There are many applications in data processing which require the formation of a product signal. The data processing arts are replete with multiplication circuits and methods which are particularly adaptable for use in various of these contexts. Thus, for example, there are multiplier circuits which are particularly well adapted for performing the multiplication of data signals from each of two serial data streams. In other applications, however, it is necessary to form the product of signals, one of which is presented in a serial data stream and the other of which is presented in parallel form. Such circuits are used in digital filtering, as described, for example, in Jackson et al, "An Approach to the Implementation of Digital Filters," IEEE Transactions on Audio and Electroacoustics, Vol. AU-16, No. 3, September, 1968.
In general, it has been found convenient in systems including serial adders to represent operands applied to such systems in 2's complement form. However, the properties of 2's complement numbers are such that prior art serial multipliers cannot conveniently process operands in that form. Systems, then, which include both serial adders and serial multipliers, such as digital filters, have been necessarily more complex to permit the multiplication of operands in 2's complement form. It is therefore an object of the present invention to provide a simplified multiplier for processing serial operands in 2's complement form.

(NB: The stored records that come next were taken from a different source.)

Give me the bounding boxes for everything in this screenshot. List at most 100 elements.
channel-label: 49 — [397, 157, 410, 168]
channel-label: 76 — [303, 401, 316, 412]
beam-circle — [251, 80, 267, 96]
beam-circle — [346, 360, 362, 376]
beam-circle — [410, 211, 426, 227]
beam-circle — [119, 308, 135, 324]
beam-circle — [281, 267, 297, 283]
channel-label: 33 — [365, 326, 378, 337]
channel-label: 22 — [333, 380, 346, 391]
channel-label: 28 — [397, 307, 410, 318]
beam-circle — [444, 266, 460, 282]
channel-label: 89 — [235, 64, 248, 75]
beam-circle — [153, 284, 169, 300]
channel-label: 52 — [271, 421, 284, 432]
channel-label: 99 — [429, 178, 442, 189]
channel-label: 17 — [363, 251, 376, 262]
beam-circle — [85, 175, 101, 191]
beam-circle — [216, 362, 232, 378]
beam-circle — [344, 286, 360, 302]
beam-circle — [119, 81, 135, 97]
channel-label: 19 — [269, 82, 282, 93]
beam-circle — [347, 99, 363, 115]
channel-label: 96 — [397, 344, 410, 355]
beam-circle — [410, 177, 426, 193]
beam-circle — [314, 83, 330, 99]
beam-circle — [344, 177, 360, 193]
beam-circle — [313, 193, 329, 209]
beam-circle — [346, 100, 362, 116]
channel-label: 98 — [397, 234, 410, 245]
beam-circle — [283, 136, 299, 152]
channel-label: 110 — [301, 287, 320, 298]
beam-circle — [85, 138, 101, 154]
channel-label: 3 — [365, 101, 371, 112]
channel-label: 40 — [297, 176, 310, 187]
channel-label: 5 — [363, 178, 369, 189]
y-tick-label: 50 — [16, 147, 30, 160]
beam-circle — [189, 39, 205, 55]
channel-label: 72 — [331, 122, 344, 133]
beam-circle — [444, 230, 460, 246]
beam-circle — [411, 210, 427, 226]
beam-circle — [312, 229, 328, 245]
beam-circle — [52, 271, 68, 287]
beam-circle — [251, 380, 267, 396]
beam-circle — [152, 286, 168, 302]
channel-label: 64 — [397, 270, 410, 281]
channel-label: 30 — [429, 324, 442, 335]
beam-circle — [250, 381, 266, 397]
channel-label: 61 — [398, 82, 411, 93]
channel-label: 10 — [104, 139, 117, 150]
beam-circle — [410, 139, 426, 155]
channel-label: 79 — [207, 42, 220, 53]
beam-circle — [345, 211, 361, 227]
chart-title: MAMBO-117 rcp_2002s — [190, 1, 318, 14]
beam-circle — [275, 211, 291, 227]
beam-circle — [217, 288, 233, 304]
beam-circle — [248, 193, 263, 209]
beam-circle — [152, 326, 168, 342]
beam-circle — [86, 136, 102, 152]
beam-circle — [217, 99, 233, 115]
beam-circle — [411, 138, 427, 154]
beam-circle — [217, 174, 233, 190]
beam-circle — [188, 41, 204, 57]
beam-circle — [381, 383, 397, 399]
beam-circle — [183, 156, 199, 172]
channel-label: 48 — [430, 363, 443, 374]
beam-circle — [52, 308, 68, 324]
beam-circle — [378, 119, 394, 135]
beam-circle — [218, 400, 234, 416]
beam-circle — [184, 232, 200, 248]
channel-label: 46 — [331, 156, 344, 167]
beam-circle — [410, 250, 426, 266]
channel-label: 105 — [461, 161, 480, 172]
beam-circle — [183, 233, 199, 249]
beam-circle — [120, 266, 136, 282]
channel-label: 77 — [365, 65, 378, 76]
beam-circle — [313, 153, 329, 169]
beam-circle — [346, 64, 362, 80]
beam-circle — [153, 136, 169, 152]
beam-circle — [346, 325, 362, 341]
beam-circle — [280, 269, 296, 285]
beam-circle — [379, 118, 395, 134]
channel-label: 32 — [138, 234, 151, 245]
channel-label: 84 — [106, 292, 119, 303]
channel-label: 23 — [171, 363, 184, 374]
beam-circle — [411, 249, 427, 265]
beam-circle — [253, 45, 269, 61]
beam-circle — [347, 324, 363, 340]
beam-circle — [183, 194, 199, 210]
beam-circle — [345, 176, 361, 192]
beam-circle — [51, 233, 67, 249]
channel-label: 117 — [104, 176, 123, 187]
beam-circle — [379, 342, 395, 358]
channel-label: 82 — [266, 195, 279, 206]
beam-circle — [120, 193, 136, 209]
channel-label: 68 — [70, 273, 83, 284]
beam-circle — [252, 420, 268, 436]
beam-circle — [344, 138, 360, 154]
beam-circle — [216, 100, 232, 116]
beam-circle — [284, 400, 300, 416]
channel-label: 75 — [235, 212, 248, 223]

It is also of concern that serial multipliers of the type considered herein be substantially modular in order to permit their construction by economical batch fabrication techniques. Prior art multipliers for processing serial 2's complement data typically require significant modifications which adversely affect their modularity and, hence, the economics of their manufacture. It is therefore an object of the present invention to provide serial multipliers for processing 2's complement numbers which multipliers are substantially modular.